Les nouvelles molécules vont probablement changer la donne, avec notamment la combinaison de la bedaquiline et du delamanide; deux essais sont en cours mais les résultats seront disponibles dans deux ans seulement. Un premier essai (Ferlazzo et al. Lancet 2018) montre que la toxicité de la combinaison est acceptable.

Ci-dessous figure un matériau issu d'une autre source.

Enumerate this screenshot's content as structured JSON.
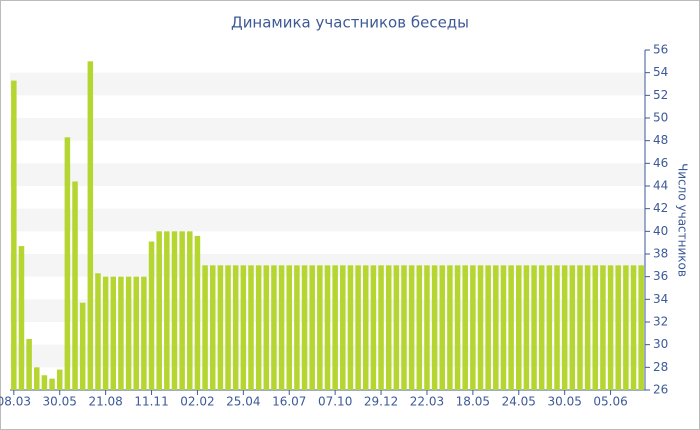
{
  "chart_data": {
    "type": "bar",
    "title": "Динамика участников беседы",
    "y_axis_label": "Число участников",
    "categories": [
      "08.03",
      null,
      null,
      null,
      null,
      null,
      "30.05",
      null,
      null,
      null,
      null,
      null,
      "21.08",
      null,
      null,
      null,
      null,
      null,
      "11.11",
      null,
      null,
      null,
      null,
      null,
      "02.02",
      null,
      null,
      null,
      null,
      null,
      "25.04",
      null,
      null,
      null,
      null,
      null,
      "16.07",
      null,
      null,
      null,
      null,
      null,
      "07.10",
      null,
      null,
      null,
      null,
      null,
      "29.12",
      null,
      null,
      null,
      null,
      null,
      "22.03",
      null,
      null,
      null,
      null,
      null,
      "18.05",
      null,
      null,
      null,
      null,
      null,
      "24.05",
      null,
      null,
      null,
      null,
      null,
      "30.05",
      null,
      null,
      null,
      null,
      null,
      "05.06",
      null,
      null,
      null,
      null
    ],
    "values": [
      53.3,
      38.7,
      30.5,
      28,
      27.3,
      27,
      27.8,
      48.3,
      44.4,
      33.7,
      55,
      36.3,
      36,
      36,
      36,
      36,
      36,
      36,
      39.1,
      40,
      40,
      40,
      40,
      40,
      39.6,
      37,
      37,
      37,
      37,
      37,
      37,
      37,
      37,
      37,
      37,
      37,
      37,
      37,
      37,
      37,
      37,
      37,
      37,
      37,
      37,
      37,
      37,
      37,
      37,
      37,
      37,
      37,
      37,
      37,
      37,
      37,
      37,
      37,
      37,
      37,
      37,
      37,
      37,
      37,
      37,
      37,
      37,
      37,
      37,
      37,
      37,
      37,
      37,
      37,
      37,
      37,
      37,
      37,
      37,
      37,
      37,
      37,
      37
    ],
    "color": "#b5d531",
    "ylim": [
      26,
      56
    ],
    "yticks": [
      26,
      28,
      30,
      32,
      34,
      36,
      38,
      40,
      42,
      44,
      46,
      48,
      50,
      52,
      54,
      56
    ],
    "grid": true
  }
}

L’essai DLM trial 123 montre une durée de culture positive raccourci dans le bras delamanide (+ traitement optimisé) par rapport au bras « traitement optimisé plus placébo », et pas de différence dans le QTc par rapport au PCB. Par contre l’efficacité à 30 mois n’est pas différente dans les deux groupes. Globalement le taux de succès est proche de 80% dans les deux bras. Les essais de phase III ne confirment donc pas les données des essais de phase 2B… mais dans l’essai, il y avait une différence significative en résistance aux quinolones en défaveur du bras delamanide qui rend difficile l’interprétation des résultats.

De nouvelles recommandations de l’OMS devraient être publiées mi-2018.